On the other hand, 'Chaperon' may have some positive features. According to the New Scientist reviewer, it is "a party drug without some of the side effects" and there is talk of "an antidote so you can drive home after a night out." These are nice features for a recreational drug to have, but it remains a recreational drug and Nutt cannot have failed to notice that the government would prefer people not to take recreational drugs.

Nutt's marketing strategy is to claim that Chaperon is a "binge-drinking mitigation agent" which turns people off alcohol, but the same could be said of amphetamines and many other drugs that have been banned for decades. Yes, drugs can be substitutes for drink as well as complements to drink, but Nutt's legal high is not as unique as he thinks it is and even if it were, it is very doubtful whether regulators would welcome another intoxicant on the market.

Nutt is betting the farm on the government being more concerned about binge-drinking than recreational drug use. I strongly suspect that he is wrong. He may be able to call in some favours from his former colleagues at the Advisory Council on the Misuse of Drugs, but having a business partner who sounds like a James Bond villain doesn't help matters. I watched a documentary about 'Dr Z' once. He makes minor changes to the chemical structure of drugs, tests them on himself and then puts them on the market and waits for them to be banned (they are always banned). He invented mephedrone (AKA 'miaow miaow'), a substance which created the biggest moral panic of the last ten years.

Nutt and Dr Z would make quite a pairing on Dragon's Den. "Good afternoon. I'm Professor Nutt. I was sacked by the government for being too pro-drugs and this is my business partner Dr Z, the anonymous inventor of dozens of banned substances. We're looking for £100,000 to kickstart our legal high binge-drinking mitigation business."

I genuinely wish Professor Nutt well with this project. If nothing else, the inevitable banning of Chaperon will draw attention to the the absurdity of Britain's drug laws. If it is an elaborate stunt then more power to his elbow, but if he sincerely thinks that he has found a business opportunity he needs to stop getting high on his own supply.


Christopher Snowdon said...

Testing it's interaction with alcohol should only be the start. People won't just mix this with alcohol.
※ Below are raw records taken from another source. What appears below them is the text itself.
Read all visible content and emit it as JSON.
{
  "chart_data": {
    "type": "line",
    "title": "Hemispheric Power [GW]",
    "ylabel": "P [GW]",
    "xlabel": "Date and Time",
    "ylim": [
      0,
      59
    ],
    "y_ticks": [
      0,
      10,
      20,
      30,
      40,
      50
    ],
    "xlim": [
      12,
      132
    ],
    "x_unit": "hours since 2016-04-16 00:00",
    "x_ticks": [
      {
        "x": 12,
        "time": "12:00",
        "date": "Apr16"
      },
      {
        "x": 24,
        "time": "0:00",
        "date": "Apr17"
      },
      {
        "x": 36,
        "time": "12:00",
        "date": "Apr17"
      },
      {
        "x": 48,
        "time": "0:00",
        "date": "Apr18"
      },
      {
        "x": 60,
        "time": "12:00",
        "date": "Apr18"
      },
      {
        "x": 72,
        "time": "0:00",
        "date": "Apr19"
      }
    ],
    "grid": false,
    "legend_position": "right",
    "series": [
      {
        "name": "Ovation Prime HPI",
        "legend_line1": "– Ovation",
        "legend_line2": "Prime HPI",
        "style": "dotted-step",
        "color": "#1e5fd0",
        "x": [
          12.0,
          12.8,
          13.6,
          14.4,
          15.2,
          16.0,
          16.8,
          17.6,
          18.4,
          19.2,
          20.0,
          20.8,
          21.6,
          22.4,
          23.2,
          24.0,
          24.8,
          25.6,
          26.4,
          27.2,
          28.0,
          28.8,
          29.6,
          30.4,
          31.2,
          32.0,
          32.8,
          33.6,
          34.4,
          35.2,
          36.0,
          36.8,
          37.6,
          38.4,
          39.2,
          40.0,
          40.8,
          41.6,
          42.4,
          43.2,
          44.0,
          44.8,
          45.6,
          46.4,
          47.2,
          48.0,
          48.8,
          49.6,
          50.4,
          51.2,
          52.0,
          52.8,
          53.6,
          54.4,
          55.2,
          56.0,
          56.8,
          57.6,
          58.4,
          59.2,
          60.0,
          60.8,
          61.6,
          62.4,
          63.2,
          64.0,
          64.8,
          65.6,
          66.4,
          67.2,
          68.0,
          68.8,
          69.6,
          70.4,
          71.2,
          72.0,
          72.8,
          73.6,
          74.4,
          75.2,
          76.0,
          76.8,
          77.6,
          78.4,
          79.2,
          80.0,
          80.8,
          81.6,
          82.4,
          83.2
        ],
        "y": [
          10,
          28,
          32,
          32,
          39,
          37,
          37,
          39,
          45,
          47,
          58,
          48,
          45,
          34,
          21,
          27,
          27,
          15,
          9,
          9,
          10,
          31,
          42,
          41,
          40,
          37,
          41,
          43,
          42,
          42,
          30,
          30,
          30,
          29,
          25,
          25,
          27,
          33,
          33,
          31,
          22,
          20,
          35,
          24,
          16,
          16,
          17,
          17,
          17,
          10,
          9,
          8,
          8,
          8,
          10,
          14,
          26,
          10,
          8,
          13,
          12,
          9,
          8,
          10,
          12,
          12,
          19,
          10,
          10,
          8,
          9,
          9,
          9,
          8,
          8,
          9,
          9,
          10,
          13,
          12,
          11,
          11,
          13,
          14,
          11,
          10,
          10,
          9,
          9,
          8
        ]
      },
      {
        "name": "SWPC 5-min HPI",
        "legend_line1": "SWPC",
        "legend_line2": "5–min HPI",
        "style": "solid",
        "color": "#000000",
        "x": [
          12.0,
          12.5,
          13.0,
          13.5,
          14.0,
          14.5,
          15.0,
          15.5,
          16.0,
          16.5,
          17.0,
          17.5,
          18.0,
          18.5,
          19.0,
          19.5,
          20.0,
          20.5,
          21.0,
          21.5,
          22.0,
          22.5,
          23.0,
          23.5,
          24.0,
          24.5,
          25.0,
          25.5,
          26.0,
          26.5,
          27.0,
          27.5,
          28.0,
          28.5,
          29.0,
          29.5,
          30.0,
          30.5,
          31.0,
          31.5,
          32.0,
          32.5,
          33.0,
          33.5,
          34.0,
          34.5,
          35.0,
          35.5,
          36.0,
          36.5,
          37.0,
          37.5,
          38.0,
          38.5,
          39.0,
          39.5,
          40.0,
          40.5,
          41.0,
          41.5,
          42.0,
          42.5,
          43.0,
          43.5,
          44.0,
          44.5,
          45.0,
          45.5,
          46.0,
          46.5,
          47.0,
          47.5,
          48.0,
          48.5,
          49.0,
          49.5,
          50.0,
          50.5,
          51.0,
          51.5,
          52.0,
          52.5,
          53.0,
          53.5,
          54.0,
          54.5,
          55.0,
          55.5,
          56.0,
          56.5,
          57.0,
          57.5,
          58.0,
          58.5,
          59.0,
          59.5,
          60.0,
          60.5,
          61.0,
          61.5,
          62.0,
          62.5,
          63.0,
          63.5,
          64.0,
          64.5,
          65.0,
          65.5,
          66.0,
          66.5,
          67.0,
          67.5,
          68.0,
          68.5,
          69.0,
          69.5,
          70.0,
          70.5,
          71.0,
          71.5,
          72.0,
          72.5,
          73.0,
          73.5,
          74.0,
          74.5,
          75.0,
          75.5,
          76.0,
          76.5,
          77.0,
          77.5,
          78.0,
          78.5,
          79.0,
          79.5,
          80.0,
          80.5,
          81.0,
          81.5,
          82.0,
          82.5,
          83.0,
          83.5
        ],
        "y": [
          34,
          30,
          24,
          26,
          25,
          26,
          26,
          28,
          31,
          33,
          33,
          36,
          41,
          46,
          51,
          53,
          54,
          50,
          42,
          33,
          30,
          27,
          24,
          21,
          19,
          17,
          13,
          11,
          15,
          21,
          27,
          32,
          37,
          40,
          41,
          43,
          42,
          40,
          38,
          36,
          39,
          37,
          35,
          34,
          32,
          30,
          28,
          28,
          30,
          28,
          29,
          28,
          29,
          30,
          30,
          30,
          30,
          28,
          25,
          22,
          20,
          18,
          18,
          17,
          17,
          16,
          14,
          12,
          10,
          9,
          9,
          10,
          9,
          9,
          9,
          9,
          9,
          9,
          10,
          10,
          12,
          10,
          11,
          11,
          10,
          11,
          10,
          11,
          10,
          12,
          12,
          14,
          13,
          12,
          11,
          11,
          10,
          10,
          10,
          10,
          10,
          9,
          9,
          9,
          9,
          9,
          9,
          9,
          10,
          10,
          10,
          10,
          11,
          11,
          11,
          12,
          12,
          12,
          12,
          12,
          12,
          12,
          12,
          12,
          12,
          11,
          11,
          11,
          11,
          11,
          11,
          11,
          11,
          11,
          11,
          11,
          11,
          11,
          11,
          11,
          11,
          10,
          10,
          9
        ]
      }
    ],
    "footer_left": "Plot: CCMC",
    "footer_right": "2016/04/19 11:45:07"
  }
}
How will it interact with cocaine, for example?

Christopher Snowdon said...

Nutt and Dr Z and a party drug with the slightly rapey name of Chaperon. Hollywood's calling.

Christopher Snowdon said...

"Nutt is betting the farm on the government being more concerned about binge-drinking than recreational drug use. I strongly suspect that he is wrong."
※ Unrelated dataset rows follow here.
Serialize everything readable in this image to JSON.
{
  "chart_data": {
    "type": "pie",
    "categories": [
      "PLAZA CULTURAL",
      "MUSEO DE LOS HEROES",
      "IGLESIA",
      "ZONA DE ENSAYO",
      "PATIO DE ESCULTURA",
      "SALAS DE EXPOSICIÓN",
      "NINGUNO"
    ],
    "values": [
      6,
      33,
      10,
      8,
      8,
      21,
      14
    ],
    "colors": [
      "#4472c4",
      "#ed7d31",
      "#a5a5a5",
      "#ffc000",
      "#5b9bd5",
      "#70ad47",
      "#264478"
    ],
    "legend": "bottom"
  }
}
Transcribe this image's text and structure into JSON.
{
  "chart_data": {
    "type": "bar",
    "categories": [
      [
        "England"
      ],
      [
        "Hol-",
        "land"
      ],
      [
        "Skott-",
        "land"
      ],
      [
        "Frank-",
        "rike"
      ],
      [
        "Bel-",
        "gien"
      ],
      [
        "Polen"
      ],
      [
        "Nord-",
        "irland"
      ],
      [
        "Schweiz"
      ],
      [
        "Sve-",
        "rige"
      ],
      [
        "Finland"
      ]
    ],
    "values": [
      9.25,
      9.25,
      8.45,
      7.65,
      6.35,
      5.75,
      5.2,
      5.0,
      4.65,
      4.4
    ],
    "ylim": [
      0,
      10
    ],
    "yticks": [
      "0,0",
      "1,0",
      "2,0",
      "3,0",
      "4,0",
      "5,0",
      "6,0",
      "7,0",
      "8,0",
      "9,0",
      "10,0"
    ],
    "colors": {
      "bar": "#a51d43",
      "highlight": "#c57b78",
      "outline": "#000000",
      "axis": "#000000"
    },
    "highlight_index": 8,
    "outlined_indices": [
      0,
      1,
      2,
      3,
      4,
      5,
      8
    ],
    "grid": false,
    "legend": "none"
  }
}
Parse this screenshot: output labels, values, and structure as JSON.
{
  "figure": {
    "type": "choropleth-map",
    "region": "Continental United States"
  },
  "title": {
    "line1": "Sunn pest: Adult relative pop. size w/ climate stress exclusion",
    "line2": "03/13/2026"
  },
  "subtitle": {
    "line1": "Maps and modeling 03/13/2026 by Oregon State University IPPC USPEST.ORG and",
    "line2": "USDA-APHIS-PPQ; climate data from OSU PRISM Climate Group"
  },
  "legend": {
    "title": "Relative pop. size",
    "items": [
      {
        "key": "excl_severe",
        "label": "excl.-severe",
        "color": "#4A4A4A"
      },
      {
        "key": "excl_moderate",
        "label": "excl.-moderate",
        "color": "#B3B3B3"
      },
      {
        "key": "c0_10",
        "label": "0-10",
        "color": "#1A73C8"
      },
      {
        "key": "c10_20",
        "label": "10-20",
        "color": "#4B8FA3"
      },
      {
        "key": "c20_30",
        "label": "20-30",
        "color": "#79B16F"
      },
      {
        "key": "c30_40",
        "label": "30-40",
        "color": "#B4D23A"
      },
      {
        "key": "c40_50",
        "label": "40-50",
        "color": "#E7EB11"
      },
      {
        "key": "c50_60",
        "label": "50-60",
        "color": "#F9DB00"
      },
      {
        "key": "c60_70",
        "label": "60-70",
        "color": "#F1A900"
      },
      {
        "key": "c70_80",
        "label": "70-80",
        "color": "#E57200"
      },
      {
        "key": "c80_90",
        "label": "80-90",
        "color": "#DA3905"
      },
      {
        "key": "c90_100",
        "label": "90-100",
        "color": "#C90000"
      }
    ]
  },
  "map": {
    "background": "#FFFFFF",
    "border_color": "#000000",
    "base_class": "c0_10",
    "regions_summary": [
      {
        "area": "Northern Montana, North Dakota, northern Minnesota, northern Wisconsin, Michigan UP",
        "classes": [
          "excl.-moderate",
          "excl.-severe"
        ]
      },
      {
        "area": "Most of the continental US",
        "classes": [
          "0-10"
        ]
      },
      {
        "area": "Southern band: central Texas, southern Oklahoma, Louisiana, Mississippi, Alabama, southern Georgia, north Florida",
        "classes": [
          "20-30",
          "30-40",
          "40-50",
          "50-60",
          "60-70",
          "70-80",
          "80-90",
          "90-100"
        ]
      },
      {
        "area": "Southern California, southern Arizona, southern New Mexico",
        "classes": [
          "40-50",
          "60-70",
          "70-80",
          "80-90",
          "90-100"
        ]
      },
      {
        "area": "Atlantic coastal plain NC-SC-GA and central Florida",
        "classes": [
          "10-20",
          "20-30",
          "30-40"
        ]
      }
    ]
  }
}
Yup, case and point - Ecigs. Safer method to administer nicotine - which outside of tobacco is fairly benign and does not even impair judgement. Look at governments and Public health groups reactions to them.

He's going to find his Legal High banned so fast it'll make his head spin.

Christopher Snowdon said...

Nutt has mentioned that he's seeking investment to conduct clinical trials for chaperon. If it passes the clinical trials then it is proven to be safe. If it has a stamp of approval from the medical powers that be - the government will not ban it.